RB: That was a little surprising. I didn’t find there were any attitudes on there written as a male that couldn’t also be felt as a female. If I were to posit the idea that I didn’t want to have a romance with somebody, I just wanted to sleep with them, I was accused of sexism? I think that’s a fairly commonplace way of thinking for males and females. Not every time a girl has sex does she want to get married and have babies with the person – you know? It seemed a curiously old-fashioned way of looking at it all, and in a way, reverse sexism.
I liked the brutality and the nihilism about romance throughout the record. It’s exceedingly blunt.
RB: The idea of romance is a weird, ephemeral idea that’s put forward by advertising and religion, I suppose. How realistic it actually is? I wonder.
Why were you so bleak?
RB: I don’t know. My father was very blunt about stuff like that. He was a Communist/atheist, a very blunt-spoken Yorkshireman. I probably got a lot from him. I got a lot of the cynicism, I suppose, from Bob Dylan when I was growing up, and the energy of punk rock was very much part of that as well.
Brings to mind John Lydon’s quote about sex being three minutes of disgusting squelching noises.
RB: [Laughs] Only three minutes, Johnny! You’re not trying!
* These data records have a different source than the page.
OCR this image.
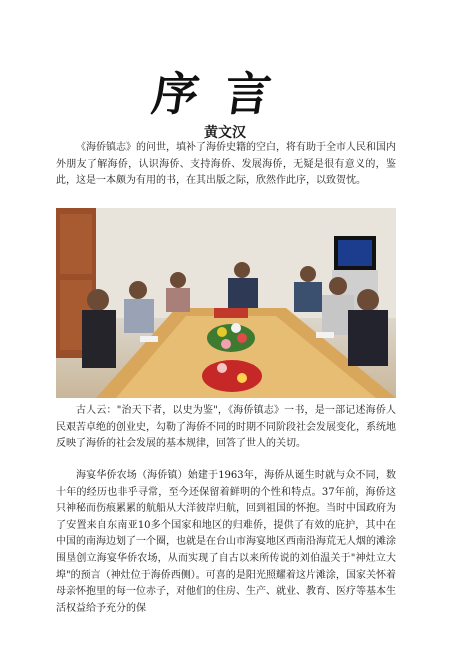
序言
黄文汉

《海侨镇志》的问世，填补了海侨史籍的空白，将有助于全市人民和国内外朋友了解海侨，认识海侨、支持海侨、发展海侨，无疑是很有意义的，鉴此，这是一本颇为有用的书，在其出版之际，欣然作此序，以致贺忱。

古人云："治天下者，以史为鉴"，《海侨镇志》一书，是一部记述海侨人民艰苦卓绝的创业史，勾勒了海侨不同的时期不同阶段社会发展变化，系统地反映了海侨的社会发展的基本规律，回答了世人的关切。

海宴华侨农场（海侨镇）始建于1963年，海侨从诞生时就与众不同，数十年的经历也非乎寻常，至今还保留着鲜明的个性和特点。37年前，海侨这只神秘而伤痕累累的航船从大洋彼岸归航，回到祖国的怀抱。当时中国政府为了安置来自东南亚10多个国家和地区的归难侨，提供了有效的庇护，其中在中国的南海边划了一个圈，也就是在台山市海宴地区西南沿海荒无人烟的滩涂围垦创立海宴华侨农场，从而实现了自古以来所传说的刘伯温关于"神灶立大埠"的预言（神灶位于海侨西侧）。可喜的是阳光照耀着这片滩涂，国家关怀着母亲怀抱里的每一位赤子，对他们的住房、生产、就业、教育、医疗等基本生活权益给予充分的保
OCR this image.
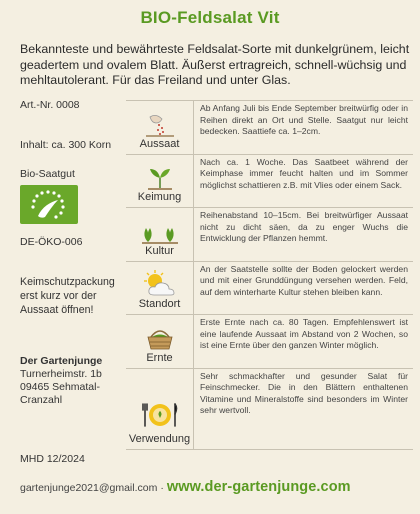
BIO-Feldsalat Vit
Bekannteste und bewährteste Feldsalat-Sorte mit dunkelgrünem, leicht geadertem und ovalem Blatt. Äußerst ertragreich, schnell-wüchsig und mehltautolerant. Für das Freiland und unter Glas.
Art.-Nr. 0008
Inhalt: ca. 300 Korn
Bio-Saatgut
DE-ÖKO-006
Keimschutzpackung erst kurz vor der Aussaat öffnen!
Der Gartenjunge
Turnerheimstr. 1b
09465 Sehmatal-Cranzahl
MHD 12/2024
Aussaat
Ab Anfang Juli bis Ende September breitwürfig oder in Reihen direkt an Ort und Stelle. Saatgut nur leicht bedecken. Saattiefe ca. 1–2cm.
Keimung
Nach ca. 1 Woche. Das Saatbeet während der Keimphase immer feucht halten und im Sommer möglichst schattieren z.B. mit Vlies oder einem Sack.
Kultur
Reihenabstand 10–15cm. Bei breitwürfiger Aussaat nicht zu dicht säen, da zu enger Wuchs die Entwicklung der Pflanzen hemmt.
Standort
An der Saatstelle sollte der Boden gelockert werden und mit einer Grunddüngung versehen werden. Feld, auf dem winterharte Kultur stehen bleiben kann.
Ernte
Erste Ernte nach ca. 80 Tagen. Empfehlenswert ist eine laufende Aussaat im Abstand von 2 Wochen, so ist eine Ernte über den ganzen Winter möglich.
Verwendung
Sehr schmackhafter und gesunder Salat für Feinschmecker. Die in den Blättern enthaltenen Vitamine und Mineralstoffe sind besonders im Winter sehr wertvoll.
gartenjunge2021@gmail.com · www.der-gartenjunge.com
Talk Talk Talk‘s keynote single was ‘Pretty In Pink’; a swirling, exhilarating tale of peer pressure, backbiting and sexual vulnerability. John Hughes’ hugely successful film took the title – less than literally – as its starting point.
TB: It was a popular song before the movie, and I think it is a classic song. We re-recorded it for the film because they said there was some slightly out of tune guitar work on the original. I could never figure it out, but that was the reasoning. Maybe the original sounded too ‘dense’ for a soundtrack. We went to the premiere and we met John Cryer [aka Duckie in the film] who seemed like a nice guy. He said he was a fan from the original. Molly Ringwald liked the song and apparently asked John Hughes to write the movie around that song. Now, the movie has nothing to do with the lyrics to that song.
RB: No. The idea of the song was, ‘Pretty In Pink’ as a metaphor for being naked. The song, to me, was actually about a girl who sleeps around a lot and thinks that she’s wanted and in demand and clever and beautiful, but people are talking about her behind her back. That was the idea of the song. And John Hughes, bless his late heart, took it completely literally and completely overrode the metaphor altogether! I still like the song.
It’s not become an albatross?
RB: [Laughs] I don’t know if it has or not! Maybe some people go, oh, that’s the band that did ‘Pretty In Pink’. But if they didn’t say that, maybe they wouldn’t have anything to say about us!
And what about the bands that profess their admiration for the Psychedelic Furs? Does Richard hear echoes of Talk Talk Talk in the likes of Interpol, etc?
RB: Bands like the Killers come forward and say they were very influenced by us. Often bands will say it and I don’t personally hear it. I’ll listen to them and go, nah, they sound more like Joy Division!
Psychedelic Furs play the Cheese & Grain in Frome (24 October), Manchester Ritz (26th), Birmingham Institute (27th), HMV Forum London (28th) and Glasgow 02 ABC (29th).